Since the graph of the subdivision has vertices of odd degree, there is no Euler circuit. This means that there is no route through the subdivision that visits every block of every street without repeating a block. What should our delivery person do? They need to repeat as few blocks as possible. The technique we will use to find a closed walk that repeats as few edges as possible is called eulerization. This method adds duplicate edges to a graph to create vertices of even degree so that the graph will have an Euler circuit.
In Figure 12.128, the eight vertices of odd degree in the graph of the subdivision are circled in green. We have added duplicate edges between the pairs of vertices, which changes the degrees of the vertices to even degrees so the resulting multigraph has an Euler circuit. In other words, we have eulerized the graph.
The duplicate edges in the eulerized graph correspond to blocks that our delivery person would have to travel twice. By keeping these duplicate edges to a minimum, we ensure the shortest possible route. It can be challenging to determine the fewest duplicate edges needed to eulerize a graph, but you can never do better than half the number of odd vertices. In the graph in Figure 12.128, we have found a way to fix the eight vertices of odd degree with only four duplicate edges. Since four is half of eight, we will never do better.
Checkpoint
IMPORTANT! The duplicate edges that we add indicate places where the route will pass twice. An entirely new edge between two vertices that were not previously adjacent would indicate that our postal delivery person created a new road through someone’s property! So, we can duplicate existing edges, but we cannot create new ones.
Example 12.28
Eulerizing Graphs
Use Graph A and multigraphs B, C, D, and E given in Figure 12.129 to answer the questions.
- Which of the multigraphs are not eulerizations of Graph A? Explain your answer.
- Which eulerization of Graph A uses the fewest duplicate edges?

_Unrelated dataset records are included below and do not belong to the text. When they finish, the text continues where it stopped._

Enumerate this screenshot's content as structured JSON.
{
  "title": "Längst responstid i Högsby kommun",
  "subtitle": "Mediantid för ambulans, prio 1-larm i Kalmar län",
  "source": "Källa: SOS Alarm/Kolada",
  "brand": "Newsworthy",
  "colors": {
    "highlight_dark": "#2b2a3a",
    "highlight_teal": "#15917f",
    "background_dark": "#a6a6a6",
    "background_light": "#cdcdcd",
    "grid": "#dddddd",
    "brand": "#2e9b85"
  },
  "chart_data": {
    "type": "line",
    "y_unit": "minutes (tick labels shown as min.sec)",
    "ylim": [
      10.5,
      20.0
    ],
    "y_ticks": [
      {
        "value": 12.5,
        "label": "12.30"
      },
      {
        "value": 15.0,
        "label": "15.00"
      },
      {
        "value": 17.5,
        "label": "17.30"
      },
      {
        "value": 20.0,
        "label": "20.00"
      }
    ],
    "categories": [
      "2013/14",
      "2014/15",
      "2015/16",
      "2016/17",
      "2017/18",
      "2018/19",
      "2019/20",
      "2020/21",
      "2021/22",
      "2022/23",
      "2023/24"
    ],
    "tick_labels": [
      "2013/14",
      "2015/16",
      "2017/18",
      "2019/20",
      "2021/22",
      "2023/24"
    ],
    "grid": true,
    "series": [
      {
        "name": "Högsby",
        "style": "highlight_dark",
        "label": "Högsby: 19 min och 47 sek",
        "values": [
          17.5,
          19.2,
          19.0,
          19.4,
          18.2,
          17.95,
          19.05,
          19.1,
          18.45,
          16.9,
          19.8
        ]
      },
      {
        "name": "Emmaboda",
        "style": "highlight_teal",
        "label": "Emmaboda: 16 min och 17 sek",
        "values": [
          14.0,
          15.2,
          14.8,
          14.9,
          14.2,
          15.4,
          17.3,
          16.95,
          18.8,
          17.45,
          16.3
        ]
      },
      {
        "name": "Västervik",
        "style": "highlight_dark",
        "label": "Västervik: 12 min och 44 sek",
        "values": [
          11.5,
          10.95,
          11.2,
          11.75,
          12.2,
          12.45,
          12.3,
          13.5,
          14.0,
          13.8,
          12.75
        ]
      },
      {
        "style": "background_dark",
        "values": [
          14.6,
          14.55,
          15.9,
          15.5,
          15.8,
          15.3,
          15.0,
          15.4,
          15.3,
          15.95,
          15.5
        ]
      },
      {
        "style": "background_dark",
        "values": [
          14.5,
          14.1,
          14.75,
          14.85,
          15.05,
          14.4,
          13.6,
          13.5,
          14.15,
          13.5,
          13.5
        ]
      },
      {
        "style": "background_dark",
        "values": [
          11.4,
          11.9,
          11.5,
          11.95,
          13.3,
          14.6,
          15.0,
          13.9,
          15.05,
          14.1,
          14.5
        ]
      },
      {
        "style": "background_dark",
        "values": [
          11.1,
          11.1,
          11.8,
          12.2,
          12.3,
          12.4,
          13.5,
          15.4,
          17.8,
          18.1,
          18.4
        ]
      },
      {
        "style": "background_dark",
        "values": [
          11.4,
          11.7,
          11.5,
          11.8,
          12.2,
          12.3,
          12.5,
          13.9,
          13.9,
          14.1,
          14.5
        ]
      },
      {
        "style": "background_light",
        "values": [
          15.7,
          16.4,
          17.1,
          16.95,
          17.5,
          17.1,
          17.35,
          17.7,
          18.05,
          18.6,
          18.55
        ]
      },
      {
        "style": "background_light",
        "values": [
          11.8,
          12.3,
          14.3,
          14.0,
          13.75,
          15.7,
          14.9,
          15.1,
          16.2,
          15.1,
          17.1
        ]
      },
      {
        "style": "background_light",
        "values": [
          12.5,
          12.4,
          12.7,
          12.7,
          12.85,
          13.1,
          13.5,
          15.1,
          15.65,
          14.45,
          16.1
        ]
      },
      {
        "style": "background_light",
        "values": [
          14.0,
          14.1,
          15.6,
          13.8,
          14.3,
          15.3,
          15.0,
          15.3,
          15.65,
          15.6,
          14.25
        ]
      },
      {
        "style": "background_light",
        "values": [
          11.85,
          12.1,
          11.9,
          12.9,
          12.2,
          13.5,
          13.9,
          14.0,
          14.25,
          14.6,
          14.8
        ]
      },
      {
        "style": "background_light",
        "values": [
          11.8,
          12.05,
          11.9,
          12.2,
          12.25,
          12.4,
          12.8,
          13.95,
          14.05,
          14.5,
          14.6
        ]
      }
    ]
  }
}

How many does it use?
- Is it possible to eulerize Graph A using fewer duplicate edges than your answer to part 2? If so, give an example. If not, explain why not.
Solution
- Multigraph B is not an eulerization of A because the edge N between vertices c and d is not a duplicate of an existing edge. Multigraph E is not an eulerization of A because vertices b and e have odd degree.
- Multigraph C uses 3 duplicate edges while multigraph D only uses 2. So, D uses the fewest.
- Since there were four vertices of odd degree in Graph A, the fewest number of edges that could possibly eulerize the graph is half of four, which is two. So, it is not possible to eulerize Graph A using fewer edges.
Your Turn 12.28
Checkpoint
IMPORTANT! Since only duplicate edges can be added to eulerize a graph, it is not possible to eulerize a disconnected graph.
WORK IT OUT
In The Wonderful Wizard of Oz, written by L. Frank Baum and illustrated by W. W. Denslow, the region of the Emerald City lies at the center of the magical land of Oz, with Gillikin Country to the north, Winkie Country to the east, Munchkin Country to the west, and Quadling Country to the south. Munchkin Country and Winkie Country each shares a border with Gillikin Country and Quadling Country. Let’s apply graph theory to Dorothy’s famous journey through Oz. Draw a graph in which each vertex is one of the regions of Oz. Then answer each question:
- Is there an Euler trail circuit that Dorothy could follow, instead of the yellow brick road, to lead her from the land of the Munchkins, through all the regions of Oz and back, passing over each border exactly once? If not, how could the graph be Eulerized most efficiently?
- What is the chromatic number of the graph? Find a graph coloring that demonstrates your answer and use it to draw and color a graph of Oz.